Daily grace: 5 things to be grateful for

I recently started reading a book called “Change Your Brain, Change Your Life”, written by psychiatrist, Daniel G. Amen. Dr. Amen works at Amen clinics with people who suffer from many different types of mental illnesses. These illnesses can range from anger, memory problems, depression, anxiety, and even ADD/ADHD.  In his book, he reflects on his previous clients, and how his particular regimen for helping them has worked in each case.

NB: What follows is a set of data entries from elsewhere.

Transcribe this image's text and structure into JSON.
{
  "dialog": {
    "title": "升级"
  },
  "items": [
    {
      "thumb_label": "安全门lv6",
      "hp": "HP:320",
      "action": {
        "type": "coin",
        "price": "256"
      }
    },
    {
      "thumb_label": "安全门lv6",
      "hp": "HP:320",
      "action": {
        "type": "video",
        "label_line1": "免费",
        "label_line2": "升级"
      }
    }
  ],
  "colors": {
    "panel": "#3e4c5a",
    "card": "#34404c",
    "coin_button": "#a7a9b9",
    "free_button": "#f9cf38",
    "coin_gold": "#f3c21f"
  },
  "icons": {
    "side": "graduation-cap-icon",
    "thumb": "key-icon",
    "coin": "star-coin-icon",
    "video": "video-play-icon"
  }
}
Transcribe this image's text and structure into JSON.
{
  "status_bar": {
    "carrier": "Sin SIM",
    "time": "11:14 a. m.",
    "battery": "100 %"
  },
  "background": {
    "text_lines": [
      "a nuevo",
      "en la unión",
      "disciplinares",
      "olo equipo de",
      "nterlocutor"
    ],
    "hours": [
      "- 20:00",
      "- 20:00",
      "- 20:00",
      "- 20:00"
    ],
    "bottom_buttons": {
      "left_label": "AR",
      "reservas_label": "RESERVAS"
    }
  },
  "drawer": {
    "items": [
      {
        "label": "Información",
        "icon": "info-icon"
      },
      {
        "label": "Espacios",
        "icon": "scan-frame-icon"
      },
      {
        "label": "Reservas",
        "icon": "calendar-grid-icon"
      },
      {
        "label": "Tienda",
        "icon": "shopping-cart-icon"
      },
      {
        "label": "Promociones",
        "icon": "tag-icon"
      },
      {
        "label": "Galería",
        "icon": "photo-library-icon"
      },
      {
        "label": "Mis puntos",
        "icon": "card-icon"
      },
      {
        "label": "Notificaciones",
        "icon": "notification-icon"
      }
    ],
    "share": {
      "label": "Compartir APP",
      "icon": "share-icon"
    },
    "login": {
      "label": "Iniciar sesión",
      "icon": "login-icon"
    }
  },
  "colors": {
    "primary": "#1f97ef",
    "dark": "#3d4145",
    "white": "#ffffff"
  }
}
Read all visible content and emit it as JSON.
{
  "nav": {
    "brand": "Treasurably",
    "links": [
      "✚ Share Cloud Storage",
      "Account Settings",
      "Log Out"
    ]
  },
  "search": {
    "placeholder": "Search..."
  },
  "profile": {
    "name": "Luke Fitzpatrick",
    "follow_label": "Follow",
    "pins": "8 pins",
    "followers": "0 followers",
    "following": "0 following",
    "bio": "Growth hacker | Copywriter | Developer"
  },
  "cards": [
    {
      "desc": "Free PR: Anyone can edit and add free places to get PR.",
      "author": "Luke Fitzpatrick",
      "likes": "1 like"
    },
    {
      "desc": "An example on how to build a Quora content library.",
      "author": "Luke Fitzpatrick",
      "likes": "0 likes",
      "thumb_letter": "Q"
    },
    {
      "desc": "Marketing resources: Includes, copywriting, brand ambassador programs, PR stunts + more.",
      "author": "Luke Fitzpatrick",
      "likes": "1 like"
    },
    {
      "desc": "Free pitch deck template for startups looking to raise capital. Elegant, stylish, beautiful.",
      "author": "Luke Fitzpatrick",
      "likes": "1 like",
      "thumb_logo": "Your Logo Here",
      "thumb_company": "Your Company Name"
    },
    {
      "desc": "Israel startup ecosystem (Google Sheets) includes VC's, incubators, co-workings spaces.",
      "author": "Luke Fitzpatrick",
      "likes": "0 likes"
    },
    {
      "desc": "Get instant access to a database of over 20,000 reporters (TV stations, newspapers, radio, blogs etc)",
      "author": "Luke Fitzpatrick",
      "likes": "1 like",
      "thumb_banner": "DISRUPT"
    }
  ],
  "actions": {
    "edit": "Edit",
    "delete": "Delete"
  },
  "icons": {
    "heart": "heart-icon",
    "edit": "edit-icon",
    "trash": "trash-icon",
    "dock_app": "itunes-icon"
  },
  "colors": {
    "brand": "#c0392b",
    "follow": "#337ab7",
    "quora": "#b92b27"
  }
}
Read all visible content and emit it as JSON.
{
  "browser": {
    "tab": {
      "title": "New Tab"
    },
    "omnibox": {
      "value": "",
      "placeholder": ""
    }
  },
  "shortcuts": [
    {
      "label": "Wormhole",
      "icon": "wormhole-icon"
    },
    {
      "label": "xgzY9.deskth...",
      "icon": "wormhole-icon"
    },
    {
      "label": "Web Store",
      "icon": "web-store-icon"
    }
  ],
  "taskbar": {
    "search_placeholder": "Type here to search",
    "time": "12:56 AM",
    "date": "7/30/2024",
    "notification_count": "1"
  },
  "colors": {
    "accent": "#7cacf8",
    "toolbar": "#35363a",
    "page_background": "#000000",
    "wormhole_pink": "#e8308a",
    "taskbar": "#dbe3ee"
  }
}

In one chapter, he mentions a study he assisted in with fellow colleague, Noelle Nelson. Ms. Nelson was working on a book titled: The Power of Appreciation.  In the study, Dr. Amen had taken what are known as SPECT scans of the woman’s brain during certain stages:

  • After thirty minutes of meditating on all things she was thankful for
  • After reflecting on major fears in her life several days later

spect

Pictured above are images of the SPECT scans from the study.  The left side of the image shows the brain while focusing on grateful and positive thoughts. The right side is the brain fixating on worries and dismay.  The image shows that, according to his studies, when our brains are concentrated on worries, fears, or other negative thoughts, it decreases activity in the temporal lobe and cerebellum. These areas of the brain are important for processing new information, balance, problem solving, and coordination.  They also affects mood, memory, and temper control.  These are problems which are associated with forms of dark thoughts and violence, but mostly depression and memory problems.

Dr. Amen reveals that thinking negatively affects the brain in a negative way, but shows that positive thinking helps our brains to become healthier.

Check out this talk given by the Doctor himself!

Exercise:

According to Dr. Amen, writing five things you are grateful for each day helps to solidify positive thoughts in your brain.  Research has found that people who express gratitude on a regular basis have a better sense of well being, are more confident, and and make more progress towards goals they have set for themselves.  Medical professionals who partake in this exercise have been shown to be more proficient at making diagnoses for their patients.

In order to be physically and emotionally healthy, it is up to us to take the first steps.  So, take them, and work towards becoming a better you.  Try it!